British engineers recreate device used to crack Nazi codes during World War II.

After a ten year-effort to rebuild the Turing Bombe, a Nazi code-cracking device used in WWII, a working model was unveiled at Bletchley Park, the headquaters of British code-breaking efforts during the war. Originally invented by Alan Turing and Gordon Welchman during the war, the ‘Bombe’ has three rotors, each with 26 positions, making for a combined 17,576 possible combinations for each letter to be decrypted.

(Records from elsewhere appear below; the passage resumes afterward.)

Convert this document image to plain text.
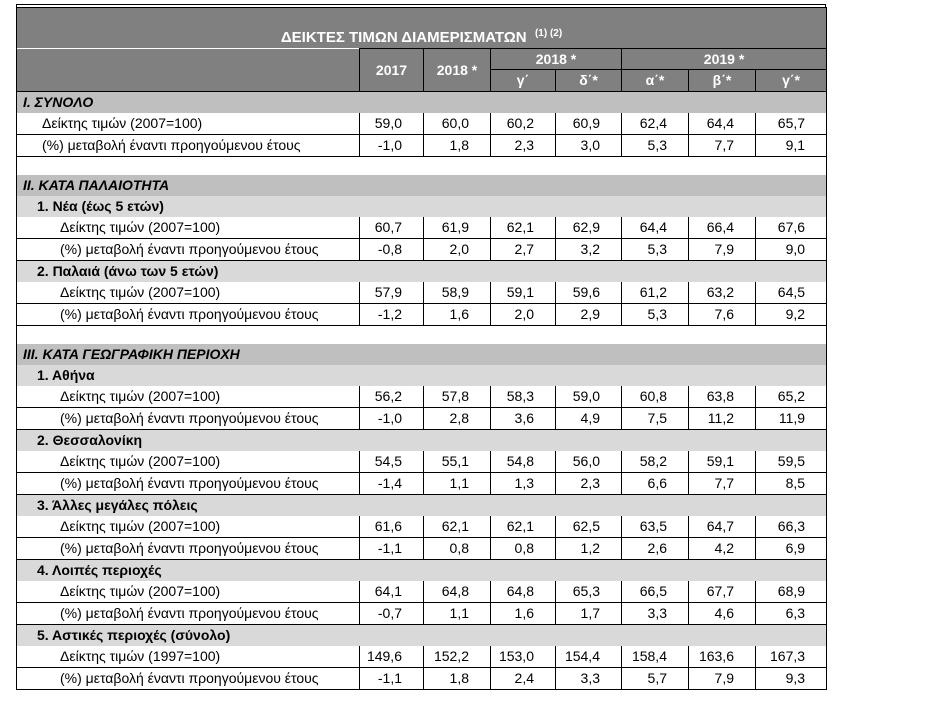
ΔΕΙΚΤΕΣ ΤΙΜΩΝ ΔΙΑΜΕΡΙΣΜΑΤΩΝ $^{(1) (2)}$
	2017	2018 *	2018 *		2019 *		
			γ΄	δ΄*	α΄*	β΄*	γ΄*
Ι. ΣΥΝΟΛΟ							
Δείκτης τιμών (2007=100)	59,0	60,0	60,2	60,9	62,4	64,4	65,7
(%) μεταβολή έναντι προηγούμενου έτους	-1,0	1,8	2,3	3,0	5,3	7,7	9,1

ΙΙ. ΚΑΤΑ ΠΑΛΑΙΟΤΗΤΑ							
1. Νέα (έως 5 ετών)							
Δείκτης τιμών (2007=100)	60,7	61,9	62,1	62,9	64,4	66,4	67,6
(%) μεταβολή έναντι προηγούμενου έτους	-0,8	2,0	2,7	3,2	5,3	7,9	9,0
2. Παλαιά (άνω των 5 ετών)							
Δείκτης τιμών (2007=100)	57,9	58,9	59,1	59,6	61,2	63,2	64,5
(%) μεταβολή έναντι προηγούμενου έτους	-1,2	1,6	2,0	2,9	5,3	7,6	9,2

ΙΙΙ. ΚΑΤΑ ΓΕΩΓΡΑΦΙΚΗ ΠΕΡΙΟΧΗ							
1. Αθήνα							
Δείκτης τιμών (2007=100)	56,2	57,8	58,3	59,0	60,8	63,8	65,2
(%) μεταβολή έναντι προηγούμενου έτους	-1,0	2,8	3,6	4,9	7,5	11,2	11,9
2. Θεσσαλονίκη							
Δείκτης τιμών (2007=100)	54,5	55,1	54,8	56,0	58,2	59,1	59,5
(%) μεταβολή έναντι προηγούμενου έτους	-1,4	1,1	1,3	2,3	6,6	7,7	8,5
3. Άλλες μεγάλες πόλεις							
Δείκτης τιμών (2007=100)	61,6	62,1	62,1	62,5	63,5	64,7	66,3
(%) μεταβολή έναντι προηγούμενου έτους	-1,1	0,8	0,8	1,2	2,6	4,2	6,9
4. Λοιπές περιοχές							
Δείκτης τιμών (2007=100)	64,1	64,8	64,8	65,3	66,5	67,7	68,9
(%) μεταβολή έναντι προηγούμενου έτους	-0,7	1,1	1,6	1,7	3,3	4,6	6,3
5. Αστικές περιοχές (σύνολο)							
Δείκτης τιμών (1997=100)	149,6	152,2	153,0	154,4	158,4	163,6	167,3
(%) μεταβολή έναντι προηγούμενου έτους	-1,1	1,8	2,4	3,3	5,7	7,9	9,3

Turing Bombe RotorCode crackers at Bletchley Park used the Turing Bombe to decode some 3,000 Axis Power messages per day, giving the allies a distinct advantage in intelligence during the war. Such Bombes used 108 electromagnetic spinning drums which would check sets of letters and pick out patterns in a given enigma code. After the war Winston Churchill ordered that all known bombes be dismantled, of which there were over 200.

John Harper, the leader of the restoration effort, stresses how spectacular it was to even have received a complete set of instructions for building the long lost Turing Bombe:

We were fortunate in having copies of most of the blueprints of the individual parts returned to Bletchley Park by the GCHQ [Britain’s signal intelligence agency], but there were no assembly drawings…The blueprints covered more than one model, so it was a bit of a paperchase to work out which drawings applied to which model.

Technologies that were refined in the Turing Bombes eventually became the basis for early computer prototypes, making one wonder how popular AIM would be today if it involved the use of 108 electromagnetic spinning drums.